Renting and Owning are not for everyone. But in the quest of arriving to your decision, Rent Parity Analysis can certainly help make some cents from the mathematical standpoint!

Bottom Fishing the Real Estate Market

People often ask, “When is the right time to buy a property?”

My canned response is, “If you are buying it for OO (Owner Occupied), any time (like now) is good. Based on statistical history, house values will always go up over a long period. If you are buying it as investment, you buy when the numbers make sense.”

They often will question, “What if I buy now and the price goes down?”

I go, “Are you trying to buy when house prices are at the bottom?”

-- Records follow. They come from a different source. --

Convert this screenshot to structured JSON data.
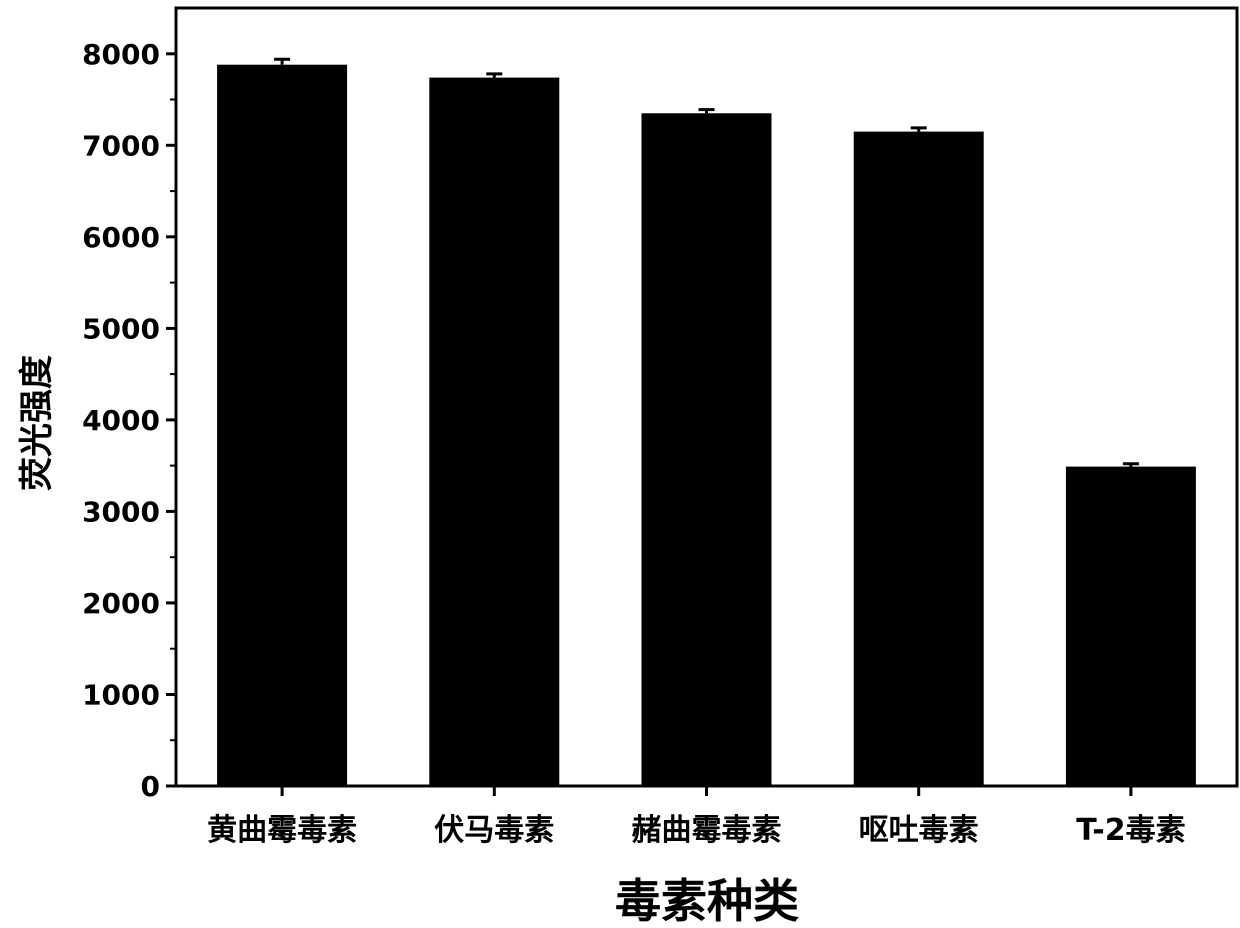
{
  "chart_data": {
    "type": "bar",
    "xlabel": "毒素种类",
    "ylabel": "荧光强度",
    "categories": [
      "黄曲霉毒素",
      "伏马毒素",
      "赭曲霉毒素",
      "呕吐毒素",
      "T-2毒素"
    ],
    "values": [
      7880,
      7740,
      7350,
      7150,
      3490
    ],
    "errors": [
      60,
      40,
      40,
      40,
      30
    ],
    "ylim": [
      0,
      8500
    ],
    "yticks": [
      0,
      1000,
      2000,
      3000,
      4000,
      5000,
      6000,
      7000,
      8000
    ],
    "ytick_labels": [
      "0",
      "1000",
      "2000",
      "3000",
      "4000",
      "5000",
      "6000",
      "7000",
      "8000"
    ],
    "bar_color": "#000000",
    "grid": false,
    "legend": "none"
  }
}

“No, I am mature enough to know that we cannot time the bottom. But what I want to do is, I want to wait until it is at the bottom, and then bounce back to the uptrend, and that is when I want to dive in and buy.”

I can’t stop myself from wondering, “Do you know what you are really saying here? Not only you want to catch the bottom, but you also want to make sure it is going back up so you are guaranteed a profit? Isn’t that what the entire world is wishing to achieve also?!”

People often understand they don’t have the knowledge to “bottom fish” the real estate market; but what they do not understand is, it is even harder to time a market that reaches bottom and then coming back up! It is almost impossible.

Of course, we can always wait for that to happen. But unless we are really determined to watch the trend daily, and follow what is going on in the market daily, waiting is just another excuse. We will eventually fall into this “endless wait loop”, while others are already making money left and right because they choose to do it.

Nobody can tell when is the “right” time to buy, or the “bottom” of the market. Each person’s situation is different. You will need to evaluate your situation, including but not limited to:

- What is your purpose of the purchase?
- What is your financial ability to purchase?
- What is the duration you plan to hold this piece of property?
- How much risk / downside are you willing to take, financially and mentally?

It is not exactly a Yes/No/Go/No Go flowchart, but learning more about yourself will certainly help you make the decision!